Contributions go in during the accumulation phase, either as regular premiums or a lump sum. At the vesting date, the accumulated corpus converts into a monthly income. The income continues for life or for a chosen period, depending on the annuity option selected. It does not change based on what markets do.
That certainty is the product. The investor does not need to manage anything, make withdrawal decisions or worry about whether the corpus will outlast them. The income arrives and continues. For a certain kind of person at a certain life stage, that certainty is worth a great deal.
The trade-off is visible in the numbers.
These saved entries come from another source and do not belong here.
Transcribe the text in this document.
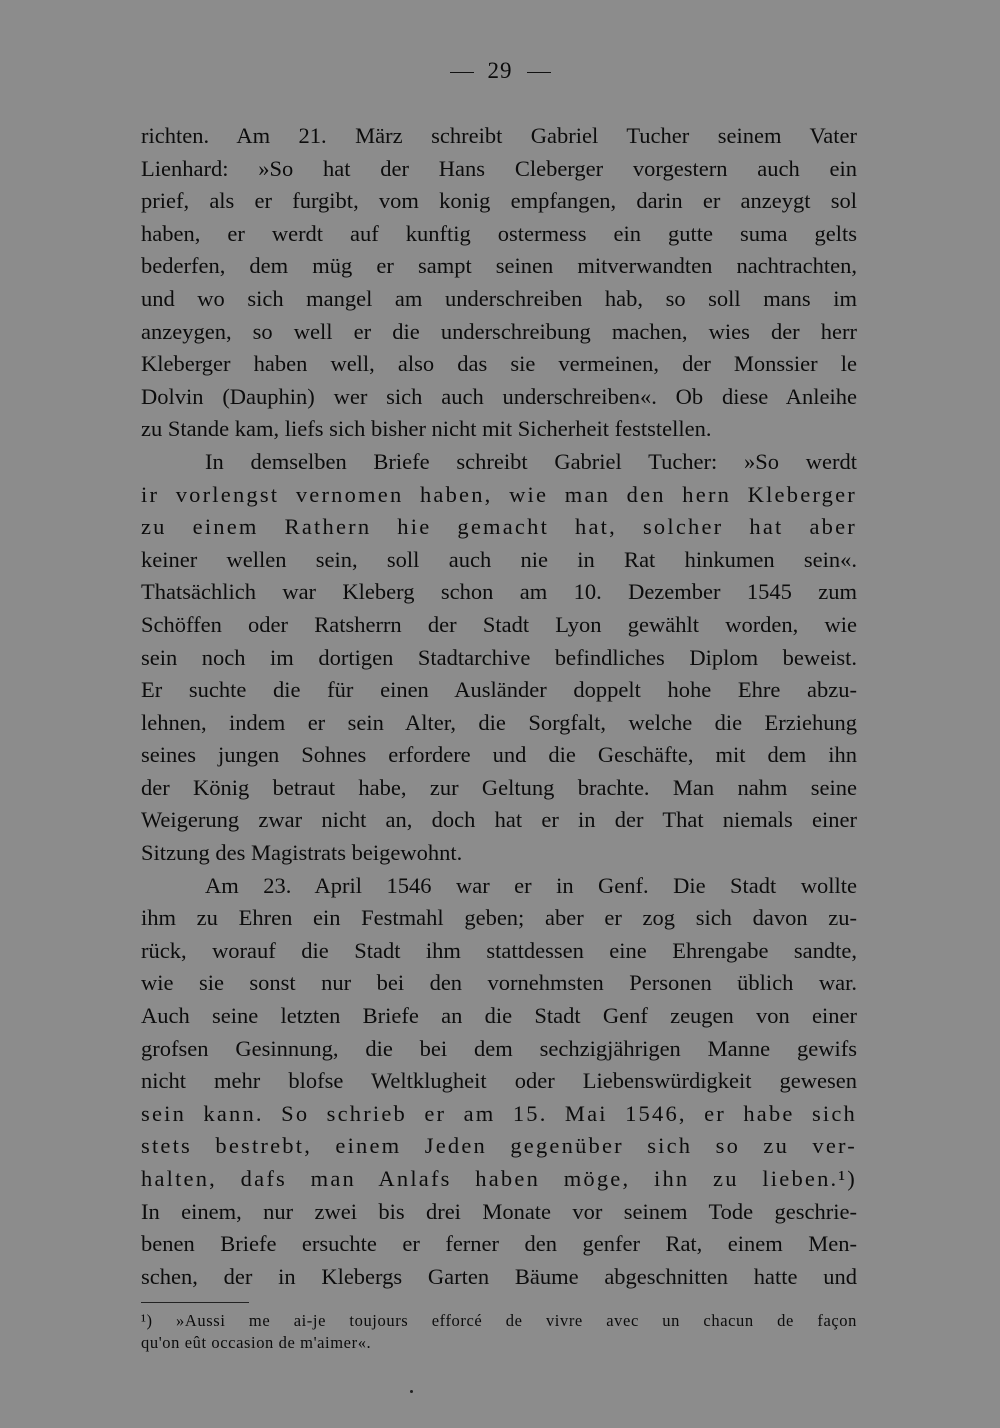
29
richten. Am 21. März schreibt Gabriel Tucher seinem Vater
Lienhard: »So hat der Hans Cleberger vorgestern auch ein
prief, als er furgibt, vom konig empfangen, darin er anzeygt sol
haben, er werdt auf kunftig ostermess ein gutte suma gelts
bederfen, dem müg er sampt seinen mitverwandten nachtrachten,
und wo sich mangel am underschreiben hab, so soll mans im
anzeygen, so well er die underschreibung machen, wies der herr
Kleberger haben well, also das sie vermeinen, der Monssier le
Dolvin (Dauphin) wer sich auch underschreiben«. Ob diese Anleihe
zu Stande kam, liefs sich bisher nicht mit Sicherheit feststellen.
In demselben Briefe schreibt Gabriel Tucher: »So werdt
ir vorlengst vernomen haben, wie man den hern Kleberger
zu einem Rathern hie gemacht hat, solcher hat aber
keiner wellen sein, soll auch nie in Rat hinkumen sein«.
Thatsächlich war Kleberg schon am 10. Dezember 1545 zum
Schöffen oder Ratsherrn der Stadt Lyon gewählt worden, wie
sein noch im dortigen Stadtarchive befindliches Diplom beweist.
Er suchte die für einen Ausländer doppelt hohe Ehre abzu-
lehnen, indem er sein Alter, die Sorgfalt, welche die Erziehung
seines jungen Sohnes erfordere und die Geschäfte, mit dem ihn
der König betraut habe, zur Geltung brachte. Man nahm seine
Weigerung zwar nicht an, doch hat er in der That niemals einer
Sitzung des Magistrats beigewohnt.
Am 23. April 1546 war er in Genf. Die Stadt wollte
ihm zu Ehren ein Festmahl geben; aber er zog sich davon zu-
rück, worauf die Stadt ihm stattdessen eine Ehrengabe sandte,
wie sie sonst nur bei den vornehmsten Personen üblich war.
Auch seine letzten Briefe an die Stadt Genf zeugen von einer
grofsen Gesinnung, die bei dem sechzigjährigen Manne gewifs
nicht mehr blofse Weltklugheit oder Liebenswürdigkeit gewesen
sein kann. So schrieb er am 15. Mai 1546, er habe sich
stets bestrebt, einem Jeden gegenüber sich so zu ver-
halten, dafs man Anlafs haben möge, ihn zu lieben.¹)
In einem, nur zwei bis drei Monate vor seinem Tode geschrie-
benen Briefe ersuchte er ferner den genfer Rat, einem Men-
schen, der in Klebergs Garten Bäume abgeschnitten hatte und
¹) »Aussi me ai-je toujours efforcé de vivre avec un chacun de façon
qu'on eût occasion de m'aimer«.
Deferred annuity accumulation rates are lower than what equity has historically produced. Annuity payout rates in India currently sit between 6 and 7.5% annually for standard products. The same 1.5 lakhs annually contributed to a deferred annuity at 6.5% over 25 years builds a corpus of approximately 1.05 crore, considerably smaller than the equity route. Converting that at a 6.5% payout rate produces roughly 56,000 rupees monthly. Comparable income to the equity approach, but with nothing left outside the annuity and no flexibility whatsoever.
The other limitation is structural. Once the accumulation phase is running, accessing the corpus before vesting is difficult and expensive. After vesting, the corpus is irrevocably committed to the insurer. There is no changing the arrangement if circumstances change, no accessing capital for a medical emergency, and no restructuring if the fixed income feels inadequate against rising costs fifteen years into retirement.
Where Each Approach Falls Short When Used Alone
Pure market-linked investment plans in India without any guaranteed income element expose the retired investor to the sequence of returns risk. A significant market downturn in the first two or three years of retirement can permanently impair a corpus’s ability to fund a long retirement. The mathematics of early negative returns in retirement are genuinely unforgiving. A 30% portfolio decline in year two of retirement cannot be recovered the same way it would be during accumulation when contributions are still flowing in.
A pure deferred annuity without any market-linked component almost certainly produces a smaller corpus than equity could have built over the same period. More importantly, a fixed annuity income faces inflation across a 25 to 30-year retirement. An income that feels comfortable at 60 can feel genuinely stretched at 78 when the same expenses cost significantly more.
The Approach That Actually Holds Up
Most retirement structures that genuinely work across a full retirement period use both approaches together rather than treating them as alternatives.
Investment plans in India handle the growth and accumulation. The equity component builds the corpus and provides both retirement income and residual wealth. A deferred annuity handles the income certainty floor. A portion of the accumulated corpus at retirement converts into a guaranteed monthly income covering essential expenses regardless of market conditions. The remaining corpus in managed instruments covers inflation, occasional large expenses, healthcare and the wealth that eventually passes to the next generation.
The split between guaranteed income and managed corpus depends on what monthly amount genuinely needs to be certain versus what can tolerate variability.